The evenings will be chilly, so long sleeved shirts and trousers should be worn. A sweater may be needed. These will also prevent you being bitten by insects. A hat should be worn at all times outside. The sun may sometimes not feel hot, but it can still easily burn, especially if it is cloudy and overcast.

If visiting Zanzibar or any coastal town don't forget to take a swimsuit, as it is invariably warm. Ladies are recommended to take cotton skirts, blouses and dresses. Sandals are a must for this environment! On the beaches and within the confines of hotels, normal swimwear is acceptable but nudity is not.

As over a third of the population in Tanzania is Muslim, it is therefore not etiquette for ladies to walk around in public displaying their legs and shoulders. Remember to dress modestly as short shorts, miniskirts, vests and tank tops will be frowned upon.


Electricity and Plug Standards

Electrical sockets in Tanzania are one of three: Type G (BS-1363) and Type C (CEE 7/16 Europlug) and Type D (BS-546) electrical socket types: If your appliance's plug doesn't match the shape of these sockets, you will need a travel plug adapter in order to plug in.
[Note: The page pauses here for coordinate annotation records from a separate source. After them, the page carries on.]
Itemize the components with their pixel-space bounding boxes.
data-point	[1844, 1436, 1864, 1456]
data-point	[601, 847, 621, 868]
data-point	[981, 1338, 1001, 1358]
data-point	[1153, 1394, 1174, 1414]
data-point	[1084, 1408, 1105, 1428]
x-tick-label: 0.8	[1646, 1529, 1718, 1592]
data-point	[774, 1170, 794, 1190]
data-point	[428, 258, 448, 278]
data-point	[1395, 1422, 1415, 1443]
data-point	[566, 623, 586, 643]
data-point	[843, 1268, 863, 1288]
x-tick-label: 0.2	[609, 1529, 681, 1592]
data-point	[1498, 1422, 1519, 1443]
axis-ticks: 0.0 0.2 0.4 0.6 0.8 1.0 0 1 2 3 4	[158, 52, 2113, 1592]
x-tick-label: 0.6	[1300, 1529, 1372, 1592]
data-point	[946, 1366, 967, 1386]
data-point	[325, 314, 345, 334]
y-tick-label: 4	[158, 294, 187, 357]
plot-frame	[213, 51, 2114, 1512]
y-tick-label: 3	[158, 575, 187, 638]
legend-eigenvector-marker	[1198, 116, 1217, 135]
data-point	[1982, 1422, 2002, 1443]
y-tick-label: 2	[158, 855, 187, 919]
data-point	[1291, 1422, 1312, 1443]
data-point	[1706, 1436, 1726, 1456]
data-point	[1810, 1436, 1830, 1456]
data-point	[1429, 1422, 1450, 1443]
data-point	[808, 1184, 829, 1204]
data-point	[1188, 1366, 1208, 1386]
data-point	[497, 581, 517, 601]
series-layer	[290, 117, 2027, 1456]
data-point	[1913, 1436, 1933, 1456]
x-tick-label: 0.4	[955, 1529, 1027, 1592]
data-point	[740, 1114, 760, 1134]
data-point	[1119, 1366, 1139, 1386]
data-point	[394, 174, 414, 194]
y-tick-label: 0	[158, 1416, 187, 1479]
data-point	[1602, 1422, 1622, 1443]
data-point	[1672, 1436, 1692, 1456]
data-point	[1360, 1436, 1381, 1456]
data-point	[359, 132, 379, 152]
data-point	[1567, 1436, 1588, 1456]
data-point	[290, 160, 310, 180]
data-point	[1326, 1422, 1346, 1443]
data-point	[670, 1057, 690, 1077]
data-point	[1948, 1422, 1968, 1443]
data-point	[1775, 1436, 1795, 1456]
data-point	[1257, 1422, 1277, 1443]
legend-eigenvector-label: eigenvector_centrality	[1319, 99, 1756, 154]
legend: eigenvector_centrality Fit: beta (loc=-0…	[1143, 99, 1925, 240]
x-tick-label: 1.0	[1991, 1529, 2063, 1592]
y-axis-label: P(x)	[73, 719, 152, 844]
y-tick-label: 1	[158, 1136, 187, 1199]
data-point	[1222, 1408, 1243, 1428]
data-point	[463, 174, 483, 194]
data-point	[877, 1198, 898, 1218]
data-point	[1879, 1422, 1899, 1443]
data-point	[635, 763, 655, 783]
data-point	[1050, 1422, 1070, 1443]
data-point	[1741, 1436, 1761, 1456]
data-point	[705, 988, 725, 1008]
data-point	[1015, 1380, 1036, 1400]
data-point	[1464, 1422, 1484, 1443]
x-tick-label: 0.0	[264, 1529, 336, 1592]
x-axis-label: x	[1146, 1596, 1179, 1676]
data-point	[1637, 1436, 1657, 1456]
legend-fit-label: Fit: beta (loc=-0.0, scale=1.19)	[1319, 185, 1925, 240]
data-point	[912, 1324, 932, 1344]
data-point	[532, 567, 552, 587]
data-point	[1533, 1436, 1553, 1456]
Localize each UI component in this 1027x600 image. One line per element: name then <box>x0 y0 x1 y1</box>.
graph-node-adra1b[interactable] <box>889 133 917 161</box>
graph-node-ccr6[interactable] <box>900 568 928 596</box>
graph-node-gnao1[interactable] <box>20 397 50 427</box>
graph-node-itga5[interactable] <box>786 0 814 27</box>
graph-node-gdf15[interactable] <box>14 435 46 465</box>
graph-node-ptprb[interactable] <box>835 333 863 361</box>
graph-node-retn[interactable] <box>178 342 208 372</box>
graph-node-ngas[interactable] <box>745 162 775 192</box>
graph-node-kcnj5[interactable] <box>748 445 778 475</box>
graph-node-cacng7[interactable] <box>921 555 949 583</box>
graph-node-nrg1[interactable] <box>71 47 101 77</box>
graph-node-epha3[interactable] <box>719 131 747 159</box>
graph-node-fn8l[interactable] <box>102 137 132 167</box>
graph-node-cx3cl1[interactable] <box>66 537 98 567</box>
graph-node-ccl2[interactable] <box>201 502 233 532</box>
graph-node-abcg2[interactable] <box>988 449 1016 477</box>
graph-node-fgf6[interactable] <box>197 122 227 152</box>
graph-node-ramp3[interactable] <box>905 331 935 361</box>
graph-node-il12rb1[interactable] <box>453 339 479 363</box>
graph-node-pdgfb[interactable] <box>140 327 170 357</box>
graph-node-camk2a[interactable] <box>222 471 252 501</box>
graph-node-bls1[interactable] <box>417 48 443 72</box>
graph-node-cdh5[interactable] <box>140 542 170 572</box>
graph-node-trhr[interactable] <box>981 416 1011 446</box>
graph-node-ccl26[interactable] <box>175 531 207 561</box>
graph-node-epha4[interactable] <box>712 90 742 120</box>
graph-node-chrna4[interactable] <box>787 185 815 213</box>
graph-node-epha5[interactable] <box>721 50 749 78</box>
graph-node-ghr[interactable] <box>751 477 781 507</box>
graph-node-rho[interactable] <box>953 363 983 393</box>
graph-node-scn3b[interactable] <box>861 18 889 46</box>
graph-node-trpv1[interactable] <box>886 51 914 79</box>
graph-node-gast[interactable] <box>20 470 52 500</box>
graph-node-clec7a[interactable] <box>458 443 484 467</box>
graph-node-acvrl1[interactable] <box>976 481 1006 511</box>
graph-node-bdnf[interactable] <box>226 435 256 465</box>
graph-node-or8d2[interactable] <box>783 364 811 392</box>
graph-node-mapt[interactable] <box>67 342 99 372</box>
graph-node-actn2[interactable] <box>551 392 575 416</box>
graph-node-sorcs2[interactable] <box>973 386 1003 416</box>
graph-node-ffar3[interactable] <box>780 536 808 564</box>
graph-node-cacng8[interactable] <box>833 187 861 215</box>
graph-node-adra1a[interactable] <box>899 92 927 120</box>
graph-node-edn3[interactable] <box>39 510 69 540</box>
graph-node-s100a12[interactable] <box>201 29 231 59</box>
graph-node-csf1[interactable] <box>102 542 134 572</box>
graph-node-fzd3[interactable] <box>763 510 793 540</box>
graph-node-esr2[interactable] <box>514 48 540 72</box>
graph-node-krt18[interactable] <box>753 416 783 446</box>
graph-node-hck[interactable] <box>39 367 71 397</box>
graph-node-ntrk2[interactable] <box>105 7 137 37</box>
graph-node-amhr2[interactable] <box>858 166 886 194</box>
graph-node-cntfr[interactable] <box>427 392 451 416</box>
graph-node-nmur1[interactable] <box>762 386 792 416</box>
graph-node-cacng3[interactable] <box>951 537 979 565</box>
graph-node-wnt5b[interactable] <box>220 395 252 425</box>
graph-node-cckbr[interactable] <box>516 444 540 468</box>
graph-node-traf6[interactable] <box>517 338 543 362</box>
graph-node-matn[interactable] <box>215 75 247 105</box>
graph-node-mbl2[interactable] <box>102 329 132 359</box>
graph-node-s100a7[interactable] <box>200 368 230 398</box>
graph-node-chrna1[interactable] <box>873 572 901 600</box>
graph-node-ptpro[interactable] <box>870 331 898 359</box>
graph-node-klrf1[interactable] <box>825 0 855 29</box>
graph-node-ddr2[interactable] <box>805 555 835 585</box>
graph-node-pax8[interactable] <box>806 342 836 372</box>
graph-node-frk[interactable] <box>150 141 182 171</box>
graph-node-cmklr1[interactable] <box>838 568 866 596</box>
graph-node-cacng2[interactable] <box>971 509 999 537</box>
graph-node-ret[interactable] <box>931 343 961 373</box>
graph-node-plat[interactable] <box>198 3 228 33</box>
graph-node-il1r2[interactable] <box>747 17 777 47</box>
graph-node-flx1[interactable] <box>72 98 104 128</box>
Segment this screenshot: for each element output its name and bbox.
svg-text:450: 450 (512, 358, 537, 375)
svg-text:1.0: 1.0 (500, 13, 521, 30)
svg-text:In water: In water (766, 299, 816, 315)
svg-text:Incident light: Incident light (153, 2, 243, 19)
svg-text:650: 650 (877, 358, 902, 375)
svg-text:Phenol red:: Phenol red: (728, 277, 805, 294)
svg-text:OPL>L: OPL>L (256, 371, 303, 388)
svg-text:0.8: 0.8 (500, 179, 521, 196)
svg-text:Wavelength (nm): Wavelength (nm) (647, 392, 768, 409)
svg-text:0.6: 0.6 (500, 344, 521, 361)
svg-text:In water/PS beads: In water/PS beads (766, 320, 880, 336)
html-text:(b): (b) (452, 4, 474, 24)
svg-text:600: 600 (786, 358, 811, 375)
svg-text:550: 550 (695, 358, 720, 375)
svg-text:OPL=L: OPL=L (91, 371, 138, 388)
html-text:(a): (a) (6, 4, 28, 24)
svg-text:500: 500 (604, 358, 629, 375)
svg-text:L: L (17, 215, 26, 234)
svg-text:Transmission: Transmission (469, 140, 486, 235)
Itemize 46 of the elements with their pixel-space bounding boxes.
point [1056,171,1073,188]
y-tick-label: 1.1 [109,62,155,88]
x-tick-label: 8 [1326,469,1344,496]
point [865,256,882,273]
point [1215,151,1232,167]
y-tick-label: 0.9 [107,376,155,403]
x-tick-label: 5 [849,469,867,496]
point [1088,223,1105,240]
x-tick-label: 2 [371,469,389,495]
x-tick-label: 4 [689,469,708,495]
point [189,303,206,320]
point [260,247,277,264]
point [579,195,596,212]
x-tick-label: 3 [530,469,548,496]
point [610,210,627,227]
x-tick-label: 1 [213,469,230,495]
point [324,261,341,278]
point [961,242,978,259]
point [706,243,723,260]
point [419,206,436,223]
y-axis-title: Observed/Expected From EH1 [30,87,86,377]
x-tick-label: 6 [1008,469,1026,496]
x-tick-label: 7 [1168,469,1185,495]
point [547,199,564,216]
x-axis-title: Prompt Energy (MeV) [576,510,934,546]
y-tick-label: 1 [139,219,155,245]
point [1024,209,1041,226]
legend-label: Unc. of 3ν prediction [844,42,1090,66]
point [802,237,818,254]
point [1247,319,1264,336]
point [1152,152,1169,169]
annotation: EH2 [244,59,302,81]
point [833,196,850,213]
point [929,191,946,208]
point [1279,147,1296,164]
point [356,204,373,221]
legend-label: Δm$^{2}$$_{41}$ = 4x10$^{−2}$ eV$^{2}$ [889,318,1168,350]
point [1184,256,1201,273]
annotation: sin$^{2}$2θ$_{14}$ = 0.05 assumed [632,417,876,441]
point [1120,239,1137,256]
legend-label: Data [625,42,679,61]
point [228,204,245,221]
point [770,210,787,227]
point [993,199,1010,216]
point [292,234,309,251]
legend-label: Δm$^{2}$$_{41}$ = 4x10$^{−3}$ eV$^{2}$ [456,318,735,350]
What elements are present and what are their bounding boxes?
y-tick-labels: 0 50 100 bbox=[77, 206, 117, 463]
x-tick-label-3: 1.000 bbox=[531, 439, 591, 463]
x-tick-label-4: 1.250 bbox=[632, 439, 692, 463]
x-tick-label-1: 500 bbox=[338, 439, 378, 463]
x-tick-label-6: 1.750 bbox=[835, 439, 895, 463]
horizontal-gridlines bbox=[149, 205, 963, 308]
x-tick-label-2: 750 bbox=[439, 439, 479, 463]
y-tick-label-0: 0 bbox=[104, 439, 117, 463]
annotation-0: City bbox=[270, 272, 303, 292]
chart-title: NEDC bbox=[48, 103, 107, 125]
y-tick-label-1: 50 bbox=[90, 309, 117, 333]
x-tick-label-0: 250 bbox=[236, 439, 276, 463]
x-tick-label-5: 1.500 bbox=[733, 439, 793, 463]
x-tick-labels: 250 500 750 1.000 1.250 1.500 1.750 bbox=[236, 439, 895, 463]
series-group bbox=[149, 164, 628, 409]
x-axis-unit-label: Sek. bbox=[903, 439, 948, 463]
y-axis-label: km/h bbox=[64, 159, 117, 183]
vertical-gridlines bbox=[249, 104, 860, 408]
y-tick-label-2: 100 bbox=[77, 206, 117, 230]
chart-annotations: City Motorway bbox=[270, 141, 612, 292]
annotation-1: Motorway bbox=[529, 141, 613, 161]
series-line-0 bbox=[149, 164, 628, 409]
Travel plug adapters simply change the shape of your appliance's plug to match whatever type of socket you need to plug into. If it's crucial to be able to plug in no matter what, bring an adapter for all types.

Electrical sockets in Tanzania usually supply electricity at 230 volts AC / 50 Hz frequency. If you're plugging in an appliance that was built for 230 volt electrical input, or an appliance that is compatible with multiple voltages, then an adapter is all you need. If your appliance isn’t compatible with 230 volts, a voltage converter will be necessary.